Sunday, April 5, 2015

"We real cool/Mending Wall" #2&3

Something there is that doesn’t love a wall,
That sends the frozen-ground-swell under it,
And spills the upper boulders in the sun;
And makes gaps even two can pass abreast.
The work of hunters is another thing:
I have come after them and made repair
Where they have left not one stone on a stone,
But they would have the rabbit out of hiding,
To please the yelping dogs.  The gaps I mean,
No one has seen them made or heard them made,
But at spring mending-time we find them there.
I let my neighbor know beyond the hill;
And on a day we meet to walk the line
And set the wall between us once again.
We keep the wall between us as we go.
To each the boulders that have fallen to each.
And some are loaves and some so nearly balls
We have to use a spell to make them balance:
‘Stay where you are until our backs are turned!'
We wear our fingers rough with handling them.
Oh, just another kind of outdoor game,
One on a side.  It comes to little more:
There where it is we do not need the wall:
He is all pine and I am apple orchard.
My apple trees will never get across
And eat the cones under his pines, I tell him.
He only says, ‘Good fences make good neighbors.'
Spring is the mischief in me, and I wonder
If I could put a notion in his head:
'Why do they make good neighbors?  Isn’t it
Where there are cows?  But here there are no cows.
Before I built a wall I’d ask to know
What I was walling in or walling out,
And to whom I was like to give offense.
Something there is that doesn’t love a wall,
That wants it down.'  I could say ‘Elves’ to him,
But it’s not elves exactly, and I’d rather
He said it for himself.  I see him there
Bringing a stone grasped firmly by the top
In each hand, like an old-stone savage armed.
He moves in darkness as it seems to me,
Not of woods only and the shade of trees.
He will not go behind his father’s saying,
And he likes having thought of it so well
He says again, ‘Good fences make good neighbors.'
Okay, so the poems I read were "We real cool" and "Mending Wall" The thing that I liked about these two poems is that there was a big difference between the two. Not only in length but also in language and tone.
    For Mending Wall, there was a lot of flowery language that describes this scenario where these two people seem to have had a falling out and are trying to mend this friendship they both shared. But the one neighbor seems a little to stuck in his ways for the author and him to restore their friendship.
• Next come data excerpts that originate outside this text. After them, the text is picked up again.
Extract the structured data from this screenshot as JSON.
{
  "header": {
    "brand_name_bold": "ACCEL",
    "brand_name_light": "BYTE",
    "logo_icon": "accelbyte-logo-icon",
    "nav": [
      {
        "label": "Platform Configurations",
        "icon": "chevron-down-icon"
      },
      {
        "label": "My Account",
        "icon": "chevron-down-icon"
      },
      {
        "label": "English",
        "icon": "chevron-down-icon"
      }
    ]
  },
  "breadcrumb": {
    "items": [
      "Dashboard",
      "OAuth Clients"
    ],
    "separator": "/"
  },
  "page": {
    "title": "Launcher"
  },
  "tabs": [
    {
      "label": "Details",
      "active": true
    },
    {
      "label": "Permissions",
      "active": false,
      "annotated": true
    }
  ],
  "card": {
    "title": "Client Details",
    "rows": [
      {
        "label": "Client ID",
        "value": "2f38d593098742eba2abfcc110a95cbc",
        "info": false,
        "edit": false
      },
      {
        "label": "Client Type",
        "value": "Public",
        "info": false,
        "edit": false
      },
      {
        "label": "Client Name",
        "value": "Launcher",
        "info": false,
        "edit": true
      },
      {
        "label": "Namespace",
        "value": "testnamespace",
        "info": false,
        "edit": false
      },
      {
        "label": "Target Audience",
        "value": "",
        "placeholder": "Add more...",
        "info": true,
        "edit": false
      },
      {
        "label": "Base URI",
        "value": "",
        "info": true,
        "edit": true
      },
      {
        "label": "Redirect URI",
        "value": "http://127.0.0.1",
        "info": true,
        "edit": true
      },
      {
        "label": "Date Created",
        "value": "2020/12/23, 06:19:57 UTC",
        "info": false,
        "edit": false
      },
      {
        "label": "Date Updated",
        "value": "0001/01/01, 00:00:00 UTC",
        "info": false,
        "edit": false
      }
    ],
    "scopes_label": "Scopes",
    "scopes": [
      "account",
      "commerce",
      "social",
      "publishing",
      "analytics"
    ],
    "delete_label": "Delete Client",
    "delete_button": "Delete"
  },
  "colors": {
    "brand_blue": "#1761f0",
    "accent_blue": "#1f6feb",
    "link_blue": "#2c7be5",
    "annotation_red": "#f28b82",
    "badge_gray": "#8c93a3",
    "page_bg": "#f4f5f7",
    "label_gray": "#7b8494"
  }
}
"He is all pine and I am apple orchard.
My apple trees will never get across
And eat the cones under his pines, I tell him.
He only says, "Good fences make good neighbors."
He's basically telling the author to stay in his own lane and leave him alone. The author is torn because he wants to build this wall between the two but he doesn't know whether that will restore or end their friendship. In the end, the "friend" builds the wall and ends with the same quote  "Good fences make good neighbors." My difficulty with this is  that at first, since the language was more focused on imagery, I took it more in a literal sense. And I actually thought that there was a wall being built throughout this poem, but nope, the wall is supposed to mean friendship and whether it's worth to save it or let it die.
"We real cool. We
Left school. We
Lurk late. We
Strike straight. We
Sing sin. We
Thin gin. We
Jazz June. We
Die soon."
I laughed at this poem because for some weird reason, I thought about the song "Fancy" (even though Iggy isn't my cup of tea), anywho, I had no problem trying to figure out the meaning behind this because this poem just seems to sound like a bunch of rebellious kids trying to be tough to impress people. The author in my opinion seems to sound super sarcastic and point out that these kids are all talk and don't really know how to mature or grow. It was just interesting to see how these two are different yet can convey meaning and display an image in your head as you read.